I guess I shouldn't really call it a game, but without a doubt the next few months involved a lot of waiting and purposeful moves God had me take.

For example, the first thing I did the week after Keila traveled back up north was sit down and write a letter to her parents. This proved to be rather difficult. It wasn't easy to sit down in front of a computer and introduce myself to complete strangers 2,161.36 miles away (I checked the miles on google earth...as the crow flies...though I doubt a crow could fly that far without stopping, then I'm sure that would change the miles...) What made the whole thing even more difficult for me was that after I wrote this perfectly crafted letter I sent it to someone to have it translated into Spanish. I couldn't have Keila translate it, so I had to have my pearls read by someone else and just the thought of that was hard for me.

Over the first couple weeks of January, 2003, Keila's parents and I exchanged several e-mails. I would write an e-mail, send it to my translator, they would send it back to me, then I would send it to Guatemala, then my future in-laws would read it, respond to me, then I would have to take the e-mail from them, send it back to my translator, who would then send it back to me in English. Wow! It is definitely so much easier now that I master the Spanish language. Okay...maybe master is a little bit of a stretch...let me rephrase...it is definitely easier now that I can speak and understand as much as my two year old daughter.

Now mind you, this whole time I was writing to Keila's parents, I had no interaction with her. This was difficult, but I knew that better days were ahead.

I have my sister, Andrea, to thank for the regular updates on the life of Keila. I would regularly call Andrea and my conversation would go something like this,

"Hello?" Andrea would answer.

"Hey Bean...it's Ben."

"Oh...hey!" She was always so chipper, though she knew I wasn't calling to see how she was doing.

"How are you doing?" I would ask...nice brother, huh?

"Good. Things are going great up here. How about you?"

"Pretty good."

Then silence. That conversation lull when it's about to turn to what the phone call is really about.

"I saw Keila today." Andrea would tell me, I can still see her smiling in the phone.

"Really? How is she?" I would ask like Andrea didn't already know the question.

"She's doing great." She would tell me like I didn't know the answer.

"Cool. Well...gotta go! Love you..."

"Love you too, Ben"

And that would be the end of the conversation. I think over the course of this waiting time, Andrea and I talked an average of once a day, easy.

Meanwhile, back to my regular e-mails with her parents, one thing that regularly came up was my need to travel to Guatemala and meet them. I saw this as a real big thing. (The funny things is...I would travel to Guatemala three times that year, but I never would have believed that in early January).

So while I waited for this season to end, I felt God asked me to do two things:

1) Renew my passport. It had been years since I used my passport. I had traveled to Ukraine on a missions trip as a teen and that was the last time.

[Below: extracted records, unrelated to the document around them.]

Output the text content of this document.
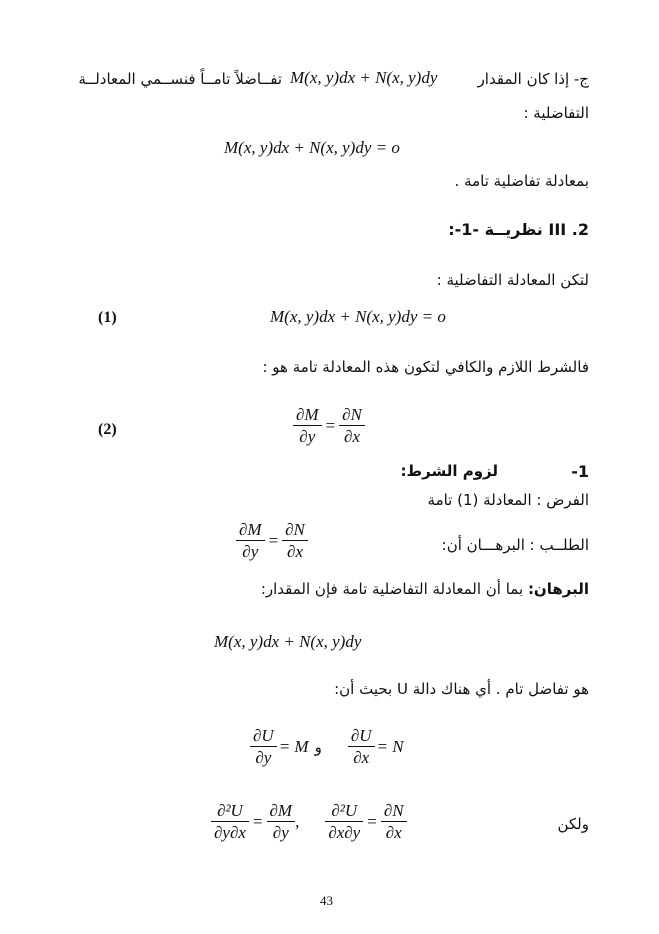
ج- إذا كان المقدار
M(x, y)dx + N(x, y)dy
تفــاضلاً تامــاً فنســمي المعادلــة
التفاضلية :
M(x, y)dx + N(x, y)dy = o
بمعادلة تفاضلية تامة .
III .2 نظريــة -1-:
لتكن المعادلة التفاضلية :
(1)	M(x, y)dx + N(x, y)dy = o
فالشرط اللازم والكافي لتكون هذه المعادلة تامة هو :
(2)	$\frac{\partial M}{\partial y} = \frac{\partial N}{\partial x}$
1-
لزوم الشرط:
الفرض : المعادلة (1) تامة
الطلــب : البرهـــان أن:
$\frac{\partial M}{\partial y} = \frac{\partial N}{\partial x}$
البرهان: بما أن المعادلة التفاضلية تامة فإن المقدار:
M(x, y)dx + N(x, y)dy
هو تفاضل تام . أي هناك دالة U بحيث أن:
$\frac{\partial U}{\partial y} = M$ و $\frac{\partial U}{\partial x} = N$
$\frac{\text{∂²U}}{\partial y\partial x} = \frac{\partial M}{\partial y}$ , $\frac{\text{∂²U}}{\partial x\partial y} = \frac{\partial N}{\partial x}$	ولكن
43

My passport had expired.

2) Pay off credit card debt.

I was able to get the ball rolling on both of them early in the month of January. I do think it is amazing that even if it seems as if nothing is happening, God's idea of waiting is not sitting on the couch watching TV, but it is a waiting with active faith, pursuing the call of God for that specific day. I remember how God showed me during that season the importance of every moment, and every decision. Every day had something special in it from the Lord, and it was up to me to hear Him and follow.

Before I knew it, three weeks had passed, and Keila was back in town. I got my haircut (it was really expensive and really bad...I was so disappointed), I got my passport picture (which forever immortalized by bad haircut), and I showed up at another one of my brother's concerts where Keila would be (I was so nervous she would hate my haircut).